Often I just bring him into bed at 1am, but we don't really want to be doing that every single night, all night long. He'll spend hours doing the Elaine-Dance: punching me in the face, scratching up my neck, and kicking me in the belly.
Greg and I decided to spend however however much time it takes to sooth him to sleep while he's in his co-sleeper. No getting up and leaving to let him cry for short periods of time: we just put him in, pat him, talk to him, and sing to him. Sometimes we pick him up, but he goes right back down when he calms down. Sometimes it takes an hour, and sometimes we repeat this ritual as he wakes up sporadically for several hours, but eventually we know he'll fall asleep on his own.
The last few nights, things have been getting a little better. In fact, twice, I've put him down when he's totally awake. I let him squirm on his own (no crying), and he's fallen asleep after a few minutes. Once, Greg put him down for a nap -- and he fell asleep all on his own with no fussing. Last night, he nursed at 11pm, 3am, and 5am, and I am I so well rested, I can't believe it!

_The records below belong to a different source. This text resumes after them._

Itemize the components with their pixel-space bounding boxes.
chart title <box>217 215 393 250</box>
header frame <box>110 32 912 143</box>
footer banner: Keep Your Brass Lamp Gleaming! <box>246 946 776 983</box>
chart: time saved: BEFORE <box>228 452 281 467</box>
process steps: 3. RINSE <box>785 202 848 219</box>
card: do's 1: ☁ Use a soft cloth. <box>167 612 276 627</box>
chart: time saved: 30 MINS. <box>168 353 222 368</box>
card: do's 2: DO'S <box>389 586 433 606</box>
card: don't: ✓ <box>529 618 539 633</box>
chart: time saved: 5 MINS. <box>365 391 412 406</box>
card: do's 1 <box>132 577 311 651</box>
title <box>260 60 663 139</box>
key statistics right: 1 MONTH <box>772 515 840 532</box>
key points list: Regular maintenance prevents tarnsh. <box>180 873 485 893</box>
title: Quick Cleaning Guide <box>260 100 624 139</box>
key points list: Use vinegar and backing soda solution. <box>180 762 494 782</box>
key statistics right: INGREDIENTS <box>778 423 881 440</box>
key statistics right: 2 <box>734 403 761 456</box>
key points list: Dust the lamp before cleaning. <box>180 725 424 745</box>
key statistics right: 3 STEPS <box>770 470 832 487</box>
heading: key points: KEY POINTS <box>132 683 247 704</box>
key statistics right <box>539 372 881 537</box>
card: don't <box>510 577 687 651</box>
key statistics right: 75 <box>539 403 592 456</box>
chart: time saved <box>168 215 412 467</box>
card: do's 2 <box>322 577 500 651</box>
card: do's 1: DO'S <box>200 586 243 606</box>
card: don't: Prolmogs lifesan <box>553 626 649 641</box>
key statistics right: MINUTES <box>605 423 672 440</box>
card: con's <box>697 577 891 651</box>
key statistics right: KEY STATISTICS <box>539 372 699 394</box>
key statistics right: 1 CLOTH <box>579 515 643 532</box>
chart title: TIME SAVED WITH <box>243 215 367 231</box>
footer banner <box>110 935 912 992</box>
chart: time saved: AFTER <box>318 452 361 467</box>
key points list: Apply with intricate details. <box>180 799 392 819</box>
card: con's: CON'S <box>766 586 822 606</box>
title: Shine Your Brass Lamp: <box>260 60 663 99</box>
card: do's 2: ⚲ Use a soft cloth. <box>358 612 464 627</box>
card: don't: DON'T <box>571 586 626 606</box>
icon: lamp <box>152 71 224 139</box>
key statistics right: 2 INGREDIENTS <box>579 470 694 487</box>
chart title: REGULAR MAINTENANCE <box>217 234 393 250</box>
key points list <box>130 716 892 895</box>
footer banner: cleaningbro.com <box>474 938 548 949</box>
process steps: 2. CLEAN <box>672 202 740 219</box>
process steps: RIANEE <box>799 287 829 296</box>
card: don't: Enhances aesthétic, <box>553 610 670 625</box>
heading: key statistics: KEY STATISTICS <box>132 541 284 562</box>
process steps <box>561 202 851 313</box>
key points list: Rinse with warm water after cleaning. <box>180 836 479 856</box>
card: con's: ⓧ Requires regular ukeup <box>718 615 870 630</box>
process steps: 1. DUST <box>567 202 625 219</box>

I'm trying my best not to expect a linear improvement in Jack's sleeping patterns. The truth is, he'll go through so many stages: learning to crawl and to pull himself up, teething, and an impatience to get up and go as his new awareness of the world increases. He's got quite a bit going on, both mentally and physically, and I know that this growing is going to interrupt all of our sleep for a while to come.
Still, I can celebrate a few hours of uninterrupted sleep when it happens. Huzzah!